As corporate giants discuss “Tech for Good” at the annual meeting of the World Economic Forum, recent findings show that *digitalization may increase existing inequalities. A study published by FIAN International ‘Disruption or Déjà Vu? Digitalization, Land and Human Rights’ reveals how digital technologies have become new tools for land grabs and sources of profits. Based on research conducted in Brazil, Indonesia, Georgia, India and Rwanda, the study shows that the use of digital tools in land governance exacerbates existing forms of exclusion.
Some of the key findings include:
- Corporations, wealthy individuals as well as local elites are using new digital tools to appropriate lands, resulting in the displacement of families and entire communities. A case in point is Mirador State Park in Brazil, where agribusiness companies have illegally encroached into a 700,000-hectare conservation area using digital land registries, dispossessing hundreds of families from lands where they have been living for generations.
- In the absence of regulation for the public interest and human rights, main beneficiaries of the digitalization of the land sector are digital and agro-food companies to the detriment of disadvantaged groups. Governments increasingly rely on corporate actors to provide the infrastructure for digital land administration, thus undermining public control over essential services and goods.
- Although land is recognized as a human right and is essential for the lives of rural people, digitalization projects are implemented with no human rights safeguards.

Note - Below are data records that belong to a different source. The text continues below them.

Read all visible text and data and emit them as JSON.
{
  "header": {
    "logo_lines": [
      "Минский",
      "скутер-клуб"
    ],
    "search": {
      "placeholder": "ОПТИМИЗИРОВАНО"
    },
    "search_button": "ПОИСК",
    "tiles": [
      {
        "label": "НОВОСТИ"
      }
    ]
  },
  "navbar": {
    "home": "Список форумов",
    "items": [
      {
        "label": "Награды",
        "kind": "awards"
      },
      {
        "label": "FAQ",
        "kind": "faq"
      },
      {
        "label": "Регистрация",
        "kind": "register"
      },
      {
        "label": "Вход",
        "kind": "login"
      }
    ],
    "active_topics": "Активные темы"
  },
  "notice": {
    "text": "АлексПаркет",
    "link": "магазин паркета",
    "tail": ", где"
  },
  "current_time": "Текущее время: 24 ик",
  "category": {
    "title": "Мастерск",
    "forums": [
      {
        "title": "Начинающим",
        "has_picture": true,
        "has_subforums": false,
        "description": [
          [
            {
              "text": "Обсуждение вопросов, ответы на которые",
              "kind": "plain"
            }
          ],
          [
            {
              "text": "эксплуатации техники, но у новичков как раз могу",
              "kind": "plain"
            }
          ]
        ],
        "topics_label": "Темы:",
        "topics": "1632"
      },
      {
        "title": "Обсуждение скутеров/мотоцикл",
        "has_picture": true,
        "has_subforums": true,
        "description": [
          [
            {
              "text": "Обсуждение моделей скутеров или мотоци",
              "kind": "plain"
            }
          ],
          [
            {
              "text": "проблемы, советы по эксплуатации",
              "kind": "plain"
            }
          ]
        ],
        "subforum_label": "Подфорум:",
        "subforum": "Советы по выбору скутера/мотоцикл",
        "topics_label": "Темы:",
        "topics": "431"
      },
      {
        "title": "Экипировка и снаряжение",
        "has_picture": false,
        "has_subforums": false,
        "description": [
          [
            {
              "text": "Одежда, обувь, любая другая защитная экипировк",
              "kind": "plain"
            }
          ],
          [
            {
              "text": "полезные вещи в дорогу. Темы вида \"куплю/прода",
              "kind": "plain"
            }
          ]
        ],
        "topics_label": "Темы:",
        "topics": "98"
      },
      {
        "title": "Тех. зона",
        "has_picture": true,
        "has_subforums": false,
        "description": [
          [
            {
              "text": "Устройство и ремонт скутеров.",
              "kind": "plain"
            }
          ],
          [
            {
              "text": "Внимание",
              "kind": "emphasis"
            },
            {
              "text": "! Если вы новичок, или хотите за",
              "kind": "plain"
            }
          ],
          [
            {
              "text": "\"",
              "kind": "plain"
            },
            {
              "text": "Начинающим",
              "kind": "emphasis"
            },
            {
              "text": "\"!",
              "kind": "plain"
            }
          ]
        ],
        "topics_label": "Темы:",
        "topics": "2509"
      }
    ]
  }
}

- Despite its shortcomings for the public interest, international donors are spending millions of dollars to ramp up the use of digital technologies in the land sector around the world. The World Bank alone funds projects with more than USD 1 billion, targeting mainly Sub Saharan Africa as well as South and Southeast Asia.
- Initiatives using blockchain technology – the technology underlying cryptocurrencies such as Bitcoin – exist in more than 20 countries. Whereas blockchain is being promoted as a cutting-edge technology that is able to solve land management problems, available information indicates that the technology has proven to be ineffective and most activities have stalled.
“What we are seeing is that the current use of digital technologies in the context of land deepens inequalities. This is not ‘Tech for Good’ but for profit,” explains Philip Seufert, one of the authors of the study. “The question is not whether digital technologies are good or bad. But when their application is not embedded in human rights, the outcomes benefit a small group of powerful corporations and individuals. For rural communities this means losing their land and livelihoods,” he adds.
Land is an indicator of existing social inequalities and dispossession of local communities has increased since the financial crisis of 2008, which has triggered a global rush for land by all kinds of investors. Lack of secure and stable access to land is also a key factor causing poverty and hunger. Addressing these requires tackling structural issues such as highly unequal distribution of land and a lack of legal protection of community’s land rights. Digital tools, such as digitized cadasters, have been put forward as a short cut to solve pressing land problems. But evidence from the five countries analyzed in the study shows that land-related digitalization processes are primarily designed to make land attractive for financial investments.
“It is unacceptable that governments and development agencies are scaling up the use of digital technologies in the land sector without taking into account internationally accepted human rights standards,” says Mathias Pfeifer, a co-author of the study. “Pretending that technical fixes can replace policies addressing structural discrimination is irresponsible and dangerous. The generalized lack of participation by those affected only makes things worse.”
The analyzed data shows that digitalization entails a transfer of state powers to private actors. In Georgia for example, a Netherlands-based company runs the blockchain infrastructure that is supposed to serve as the basis of the country’s land management system, including automated land transactions. This and other public-private partnership arrangements raise serious concerns about public control over essential goods and governance functions.
In 2020, the Food and Agriculture Organization of the United Nations (FAO) announced the establishment of an international platform that aims to provide guidance to the application of digital technologies in the context of food and agriculture. The findings of the study underline the need to uphold and implement internationally agreed human rights standards in the context of digitalization, including the FAO’s own Guidelines on the Responsible Governance of Land, Fisheries and Forests.
*What is digitalization?
It is the integration of digital technologies into all aspects of society and the economy, based on the process of converting information into a digital format that can be processed by a computer (“digitization”). Digitalization entails new forms of production, distribution and consumption.
*How is land concerned by digitalization?
Digital technologies and tools are increasingly used for land governance and management. For instance, lands are mapped and demarcated using GPS devices and drones. Information related to land ownership and use are also stored in digital registries and cadasters. Lastly, digital tools and platforms serve to carry out land transactions and to define policies. Digitalization in the context of land has major implications for the access to, use of and control over this critical resource.